The last car in NYC
The IPCC 2023 report has once again shown that strict climate action is needed to reach
the goals of the Paris Climate Agreement. To explore possible futures where humankind has
taken maximum climate action, we staged the tenth anniversary of the last car in New York
with a plaque in Times Square. To situate ourselves in this world in the first place, we
wrote the following scenario to create the world around it.
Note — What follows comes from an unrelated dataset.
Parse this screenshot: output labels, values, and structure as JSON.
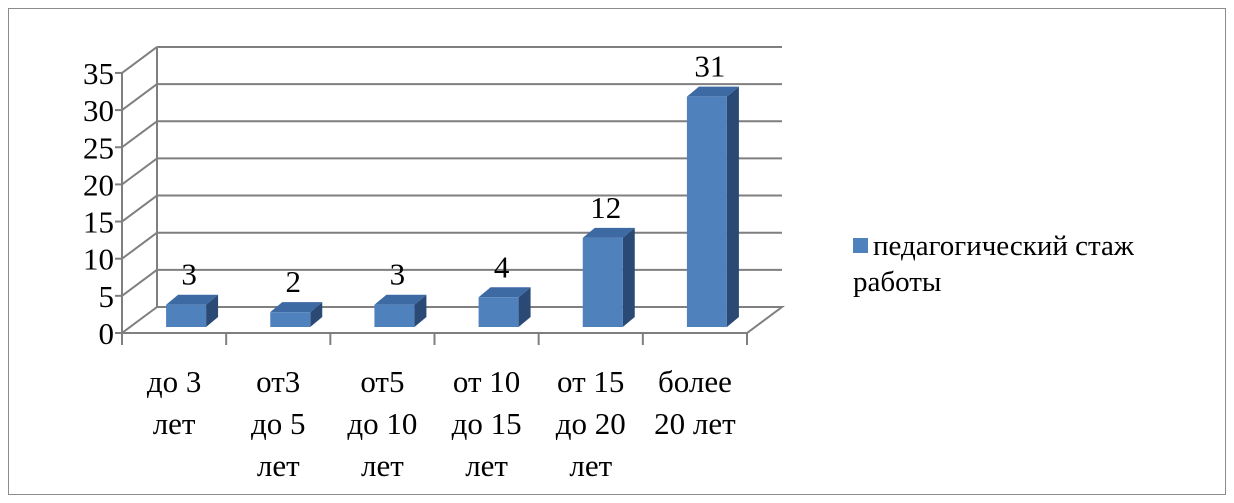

In 2040, New York City transforms with a skyline adorned by solar panels and wind turbines,
achieving net carbon emissions targets. The city embraces electric transportation, with electric
buses, trains, and autonomous vehicles dominating the streets. Bike lanes comprise half of the
road space, while heavy taxes on personal cars encourage a ridesharing culture. Strict regulations
on carbon emissions for buildings, along with incentives and subsidies, drive the adoption of
clean technologies such as rooftop solar panels. Adaptive reuse projects and multi-use rentals
replace new construction, reducing carbon footprints. Increased investment in carbon capture and
storage creates green spaces and thriving waterways. Each borough dedicates 5% of its area to green
spaces, while innovative projects extend Manhattan and promote sustainability across different districts.
The city prioritizes social equality by providing renewable energy, green jobs, and green spaces to
limate refugees. The shift from GDP to net carbon emissions as a benchmark influences policy, backed
by media organizations and citizens' green scores. Tax returns are replaced by reporting net carbon
emissions, leading to significant changes in taxation rates. New York City's success inspires global
collaboration and sets an example for a greener and more sustainable future.
To make this experience seem as real as possible, we built a plaque on a concrete base and placed it
around times square. Dressed as tourists, we captured interesting interactions from a father trying to
explain the plaque to his children to people placing their water bottles on it.
In the second stage, we changed our role and interacted with bystanders to start conversations
about transportation in NYC. Besides a lot of curios and also confused faces, we were able to gain
a deeper understanding of personal relationships towards transportation regarding climate action.